Invasão bárbara

Vou te contar tudo sobre aquela noite em que eu me tornei só mais um prato ornamentado na sua cristaleira. Ou quase tudo sobre aquela noite em que eu nunca quis que você partisse. Aquela noite em que você povoou meu imaginário de talvezes. Aquela noite parecia eterna e você era um encantamento, a sua voz era mágica, as suas mãos eram amenas e o seu corpo era o meu paraíso. Eu não entendia absolutamente nada do que você dizia e eu sei que pode parecer um grande exagero eu dizer isso, mas hoje compreendo que a linguagem mais importante daquela noite era a não dita. Um gesto, um olhar, o medo. O medo que cala. Você é péssimo com linguagem não dita, garoto. Naquela noite, você não viu limites.

Eu não queria que tivesse sido você. Naquela noite que mais parecia eterna, você era minha lua, o meu ponto de referência e o meu norte, mas você era um estrangeiro nas minhas terras. E como eu descobriria com o tempo, você nunca seria nada além de um estrangeiro nas minhas terras. Não queria que você tivesse chegado tão perto, sabia que tinha que ter uma distância, que aquela não era a estação certa pra você, que chovia muito em mim uma chuva que eu não poderia confessar. Você veio andando no meu território como se conhecesse tudo e eu tive medo de te afastar e te perder numa nuvem, num vulcão, num sonho. Eu fiquei parado assustado sem saber como dizer pra você dar meia volta, porque talvez se você desse, então nunca acharia o caminho de volta quando fosse seguro me encontrar. Eu aí eu te disse, eu te disse que não deveria passarmos daqui, desta linha, mas você ousou me tranquilizar e eu era só medo e desamparo.
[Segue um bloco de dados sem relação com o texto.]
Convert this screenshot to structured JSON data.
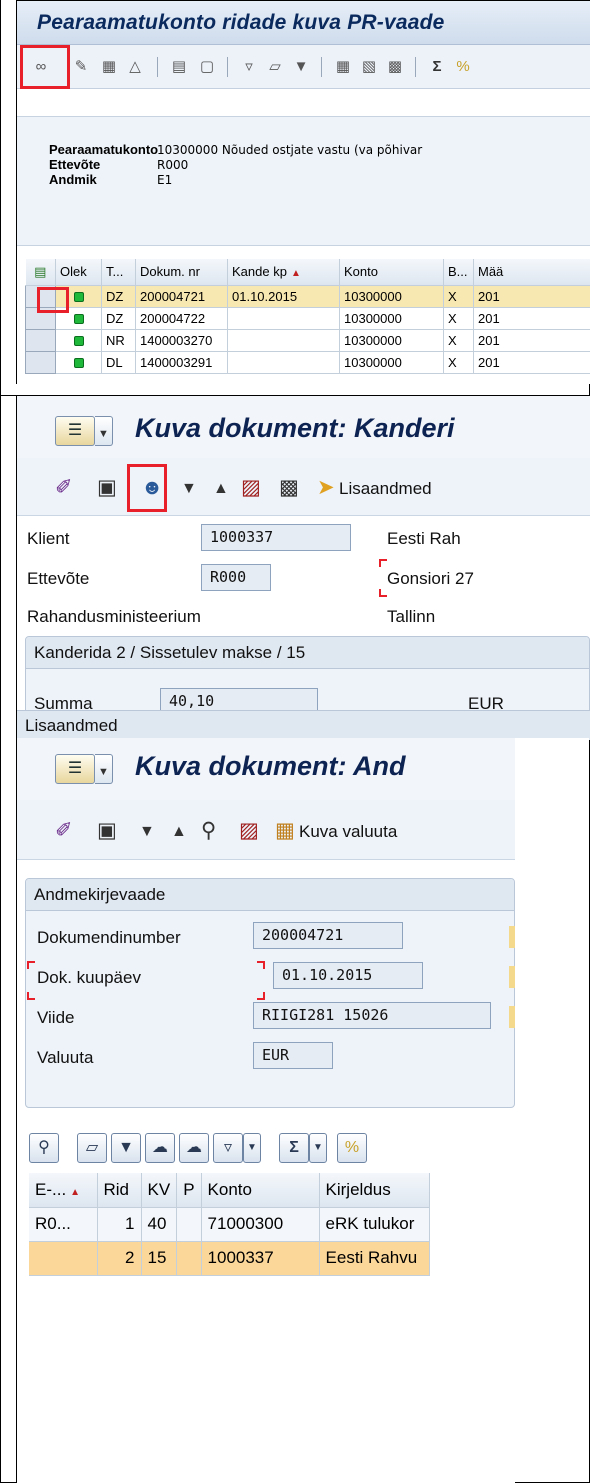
{
  "panel1": {
    "title": "Pearaamatukonto ridade kuva PR-vaade",
    "header": {
      "rows": [
        {
          "label": "Pearaamatukonto",
          "value": "10300000 Nõuded ostjate vastu (va põhivar"
        },
        {
          "label": "Ettevõte",
          "value": "R000"
        },
        {
          "label": "Andmik",
          "value": "E1"
        }
      ]
    },
    "table": {
      "columns": [
        "Olek",
        "T...",
        "Dokum. nr",
        "Kande kp",
        "Konto",
        "B...",
        "Mää"
      ],
      "rows": [
        {
          "type": "DZ",
          "doc": "200004721",
          "date": "01.10.2015",
          "account": "10300000",
          "b": "X",
          "m": "201"
        },
        {
          "type": "DZ",
          "doc": "200004722",
          "date": "",
          "account": "10300000",
          "b": "X",
          "m": "201"
        },
        {
          "type": "NR",
          "doc": "1400003270",
          "date": "",
          "account": "10300000",
          "b": "X",
          "m": "201"
        },
        {
          "type": "DL",
          "doc": "1400003291",
          "date": "",
          "account": "10300000",
          "b": "X",
          "m": "201"
        }
      ]
    }
  },
  "panel2": {
    "title": "Kuva dokument: Kanderi",
    "toolbar": {
      "extra_label": "Lisaandmed"
    },
    "fields": {
      "klient_label": "Klient",
      "klient_value": "1000337",
      "ettevote_label": "Ettevõte",
      "ettevote_value": "R000",
      "org_name": "Rahandusministeerium",
      "addr_name": "Eesti Rah",
      "addr_street": "Gonsiori 27",
      "addr_city": "Tallinn"
    },
    "group": {
      "title": "Kanderida 2 / Sissetulev makse / 15",
      "summa_label": "Summa",
      "summa_value": "40,10",
      "currency": "EUR"
    },
    "bottom_label": "Lisaandmed"
  },
  "panel3": {
    "title": "Kuva dokument: And",
    "toolbar": {
      "extra_label": "Kuva valuuta"
    },
    "group_title": "Andmekirjevaade",
    "fields": [
      {
        "label": "Dokumendinumber",
        "value": "200004721"
      },
      {
        "label": "Dok. kuupäev",
        "value": "01.10.2015"
      },
      {
        "label": "Viide",
        "value": "RIIGI281  15026"
      },
      {
        "label": "Valuuta",
        "value": "EUR"
      }
    ],
    "table": {
      "columns": [
        "E-...",
        "Rid",
        "KV",
        "P",
        "Konto",
        "Kirjeldus"
      ],
      "rows": [
        {
          "e": "R0...",
          "rid": "1",
          "kv": "40",
          "p": "",
          "konto": "71000300",
          "desc": "eRK tulukor"
        },
        {
          "e": "",
          "rid": "2",
          "kv": "15",
          "p": "",
          "konto": "1000337",
          "desc": "Eesti Rahvu"
        }
      ]
    }
  },
  "colors": {
    "highlight_red": "#e8202a",
    "selected_row": "#fbd79a",
    "title_blue": "#0d2352"
  }
}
Você não passou por nenhum pedágio. Você não precisou nem de visto nem de passaporte. Você não passou nem pela alfândega. Você só passou, um pouco de pressão e eu cedi ao seu terrorismo travestido. Você era o turista, viu tudo que tinha pra ver, viu os limites do meu país e depois foi embora, como qualquer turista. Você nunca voltaria. Você não mais me escreveria. Eu te escreveria no seu aniversário, mas você nunca voltaria. Eu seria só mais uma terra que você pisou quando eu deveria ter sido mais atento, deveria ter percebido, deveria ter avisado, deveria ter reforçado as fronteiras, falado sobre segurança, conforto. O deveria me mata. Declarei luto oficial por uma semana, mas estou até hoje, não oficial. Lutando contra a sensação de descarte, de invasão bárbara, me dizendo que o problema não sou eu e que você é pássaro e quer voar pelo mundo. Eu não tenho problema nenhum com nisso, voar é ótimo.

Não te dei consentimento para entrar. Eu ruí quando você saiu. Ainda é noite em mim.